Nike provides a masterclass in embedding these practices into the company culture. Rather than just buying an out-of-the-box vendor tool, Nike in-housed its MMM capabilities and integrated the insights directly into annual and quarterly planning cycles. More importantly, Nike focused on its people, using its Consumer Marketing Academy to drive data literacy across the organization. Nike’s journey proves that the true value of marketing measurement lies not in having the “best” tool, but in how deeply it is wired into company processes and championed by leadership.
The “in-house” dilemma
As measurement solutions become democratized, companies face a crucial choice: rely on SaaS providers or build these capabilities in-house.

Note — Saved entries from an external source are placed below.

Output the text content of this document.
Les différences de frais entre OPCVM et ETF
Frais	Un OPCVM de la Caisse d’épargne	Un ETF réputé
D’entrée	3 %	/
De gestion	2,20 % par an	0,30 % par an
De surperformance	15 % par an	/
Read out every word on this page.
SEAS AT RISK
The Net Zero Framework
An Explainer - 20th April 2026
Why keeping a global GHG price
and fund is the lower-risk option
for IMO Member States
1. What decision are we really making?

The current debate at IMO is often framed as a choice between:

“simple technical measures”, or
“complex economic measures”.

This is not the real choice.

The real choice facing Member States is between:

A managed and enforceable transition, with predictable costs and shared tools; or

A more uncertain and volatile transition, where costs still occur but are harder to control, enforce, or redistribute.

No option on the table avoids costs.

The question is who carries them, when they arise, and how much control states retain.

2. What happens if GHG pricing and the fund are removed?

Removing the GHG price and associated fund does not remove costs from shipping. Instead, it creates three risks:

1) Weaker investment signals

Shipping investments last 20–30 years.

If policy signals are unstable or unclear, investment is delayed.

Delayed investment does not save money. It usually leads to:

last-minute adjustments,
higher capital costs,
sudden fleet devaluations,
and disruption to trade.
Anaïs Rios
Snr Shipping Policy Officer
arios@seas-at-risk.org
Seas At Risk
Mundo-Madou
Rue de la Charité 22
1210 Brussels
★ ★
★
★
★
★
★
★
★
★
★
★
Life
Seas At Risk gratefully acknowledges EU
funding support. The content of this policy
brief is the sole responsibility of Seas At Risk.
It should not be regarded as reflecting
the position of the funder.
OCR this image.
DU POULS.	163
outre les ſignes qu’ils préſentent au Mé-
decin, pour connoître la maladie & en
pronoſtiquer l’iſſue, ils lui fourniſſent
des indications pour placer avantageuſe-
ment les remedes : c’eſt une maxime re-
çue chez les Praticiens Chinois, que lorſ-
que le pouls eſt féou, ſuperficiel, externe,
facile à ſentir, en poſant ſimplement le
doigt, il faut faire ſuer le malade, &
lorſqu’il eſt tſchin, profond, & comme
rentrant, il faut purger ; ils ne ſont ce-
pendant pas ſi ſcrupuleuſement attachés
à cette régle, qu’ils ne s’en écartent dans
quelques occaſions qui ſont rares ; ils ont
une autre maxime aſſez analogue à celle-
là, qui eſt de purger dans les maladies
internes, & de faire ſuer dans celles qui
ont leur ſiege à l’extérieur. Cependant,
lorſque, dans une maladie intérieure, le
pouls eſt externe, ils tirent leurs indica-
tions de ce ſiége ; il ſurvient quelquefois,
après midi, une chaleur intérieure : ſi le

In-housing offers complete customization, retention of intellectual property, and easier scaling across brands. However, it requires a high initial investment and advanced data science expertise. Fortunately, open-source solutions like Google’s Meridian are narrowing the gap, giving capable in-house teams access to peer-reviewed, cutting-edge methodologies without the six-figure SaaS contracts.
What’s next?
Establishing the Golden Triangle is the essential first step, but traditionally, maintaining it requires an immense amount of manual data engineering and modeling. The good news? The manual plumbing of marketing measurement is about to be entirely disrupted.
In part two of this series, we will explore how agentic AI is transforming this space by moving organizations from slow, episodic quarterly reports to an autonomous, always-on measurement ecosystem.